For your Blue Cave tour, it is recommendable to bring towels and swimsuits if you intend to swim. In the pre- and post-season (April, May, September, and October) it is highly recommendable to bring a pair of long sleeves as the boat ride can be a bit cold. Some drinks are provided on the boat, yet if you wish to bring your own drinks, whether alcoholic or non, feel free to do so. Snorkeling masks are generally provided on the boats, but without the snorkeling tube, for sanitary reasons.
It is also advisable to bring some snacks, as the restaurant stop is the last one of the day (usually around 3 pm) so you might get hungry by that time.
Also, most people bring their phones, and wallets as there will be some restaurants and bars at your stops, but also because the entrance fee into the Blue and Green caves are generally not included in the price. Bear in mind, though, that there are no safety lockers on the boat, so do not bring more than necessary. However, Croatia is well-known to be a safe destination and we have never had a single thievery case in Mario rent.
A question we often get is whether it is possible to visit just the Blue Cave and go back. The answer is: yes, but it is not advisable. There is no such group tour from Hvar or Split that goes straight to Blue cave and back, without stopping at some other locations. This can only be done if you hire a private speedboat for a couple of hours (which can cost anywhere from 350 euros up) which will take you to the Blue Cave and bring you back. While this is doable, it does not offer the best quality-to-price ratio. Also, since the Blue Cave is the most distant point of the tour, hiring a boat that would take you just there would mean that you would pass by many beautiful locations that are on the way to the Blue Cave, some of which are equally as stunning, without seeing them. For example, you will pass by Stiniva bay, which was voted one of the most beautiful beaches in the world.

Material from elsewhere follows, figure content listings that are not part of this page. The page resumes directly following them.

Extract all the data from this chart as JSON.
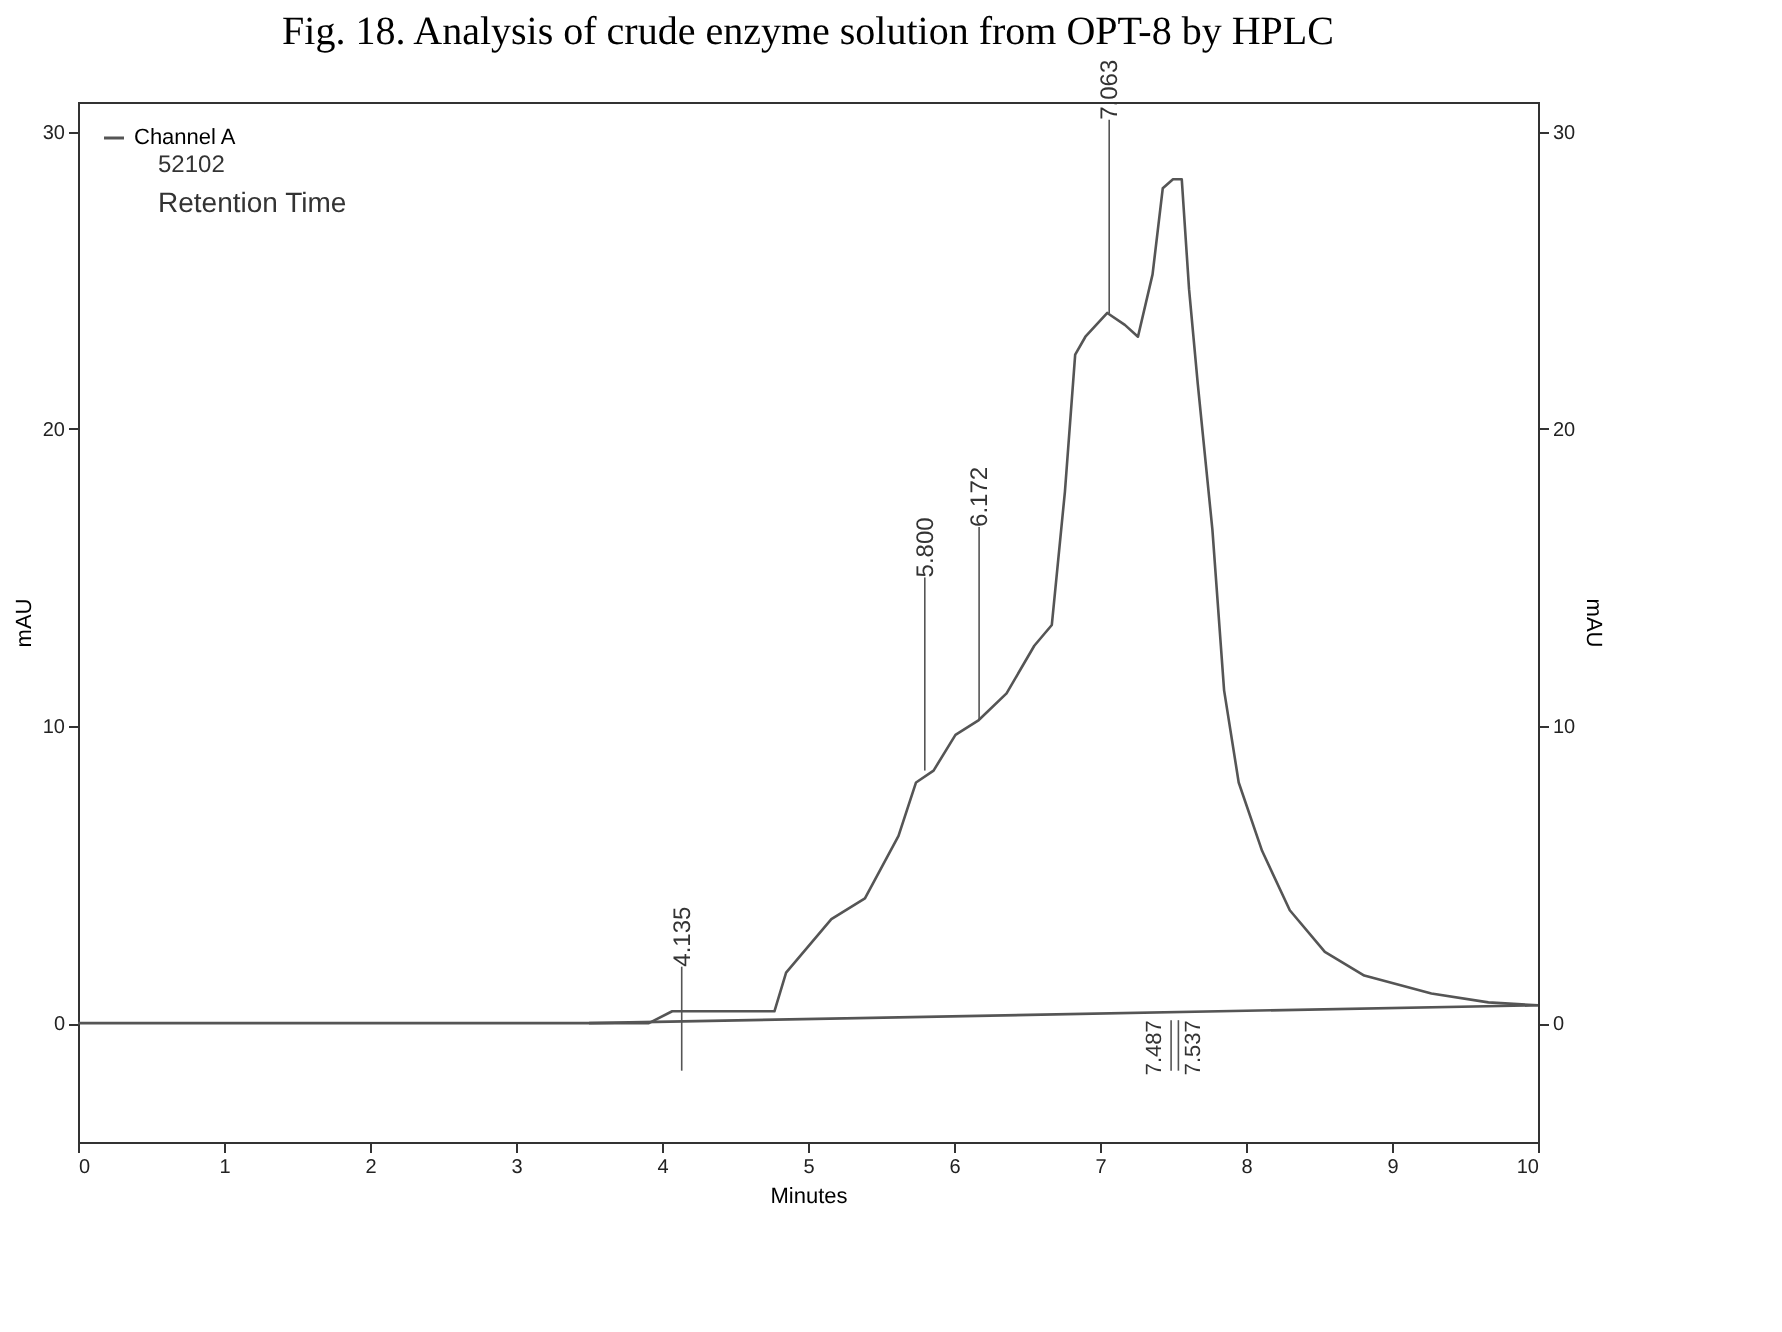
{
  "chart_data": {
    "type": "line",
    "title": "Fig. 18. Analysis of crude enzyme solution from OPT-8 by HPLC",
    "xlabel": "Minutes",
    "ylabel": "mAU",
    "y2label": "mAU",
    "xlim": [
      0,
      10
    ],
    "xticks": [
      0,
      1,
      2,
      3,
      4,
      5,
      6,
      7,
      8,
      9,
      10
    ],
    "ylim": [
      -4,
      31
    ],
    "yticks": [
      0,
      10,
      20,
      30
    ],
    "y2lim": [
      -4,
      31
    ],
    "y2ticks": [
      0,
      10,
      20,
      30
    ],
    "legend": "top left",
    "grid": false,
    "marker": "none",
    "line_style": "solid",
    "series": [
      {
        "name": "Channel A",
        "color": "#555555",
        "x": [
          0,
          3.5,
          3.91,
          4.07,
          4.77,
          4.85,
          5.16,
          5.39,
          5.62,
          5.74,
          5.86,
          6.01,
          6.17,
          6.36,
          6.55,
          6.67,
          6.76,
          6.83,
          6.9,
          7.05,
          7.17,
          7.26,
          7.36,
          7.43,
          7.5,
          7.56,
          7.61,
          7.67,
          7.77,
          7.85,
          7.95,
          8.11,
          8.3,
          8.54,
          8.81,
          9.27,
          9.66,
          10
        ],
        "values": [
          0,
          0,
          0,
          0.4,
          0.4,
          1.7,
          3.5,
          4.2,
          6.3,
          8.1,
          8.5,
          9.7,
          10.2,
          11.1,
          12.7,
          13.4,
          17.9,
          22.5,
          23.1,
          23.9,
          23.5,
          23.1,
          25.2,
          28.1,
          28.4,
          28.4,
          24.7,
          21.5,
          16.6,
          11.2,
          8.1,
          5.8,
          3.8,
          2.4,
          1.6,
          1.0,
          0.7,
          0.6
        ]
      },
      {
        "color": "#555555",
        "x": [
          3.5,
          10
        ],
        "values": [
          0,
          0.6
        ]
      }
    ],
    "annotations": [
      "52102",
      "Retention Time",
      {
        "text": "4.135",
        "x": 4.135,
        "y": 0.4
      },
      {
        "text": "5.800",
        "x": 5.8,
        "y": 8.5
      },
      {
        "text": "6.172",
        "x": 6.172,
        "y": 10.2
      },
      {
        "text": "7.063",
        "x": 7.063,
        "y": 23.9
      },
      {
        "text": "7.487",
        "x": 7.487,
        "y": 0.4
      },
      {
        "text": "7.537",
        "x": 7.537,
        "y": 0.4
      }
    ]
  }
}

For that reason, we advise leaving an entire day for this tour if possible, as this way you will get to experience most must-see attractions in one go.
All in all, visiting the Blue Cave is definitely one of the things you must do when in Croatia, especially when in Hvar. Whether you decide to do it in a group or privately is entirely up to you, but make sure you do your research before you make a reservation, and we guarantee this will be the experience you will remember for the rest of your life.
If you wish to see in detail what Mario’s standard Blue cave tour looks like, please check here.
The Blue cave tour from Hvar costs 80 euros plus the entrance fee to the caves.
The main locations to visit are Blue cave, Stiniva, Palmižana. Other spots that are also part of the tour are Blue lagoon and Green cave, or a surprise location. The itinerary is liable to weather conditions.
The ticket to the Blue cave costs 18 euros in the high season and 12 euros in the low season.
Children aged 6-12 pay 6 euros in the low season or 9 euros in the high season.
It is not allowed to swim in the Blue cave, it a protected natural site.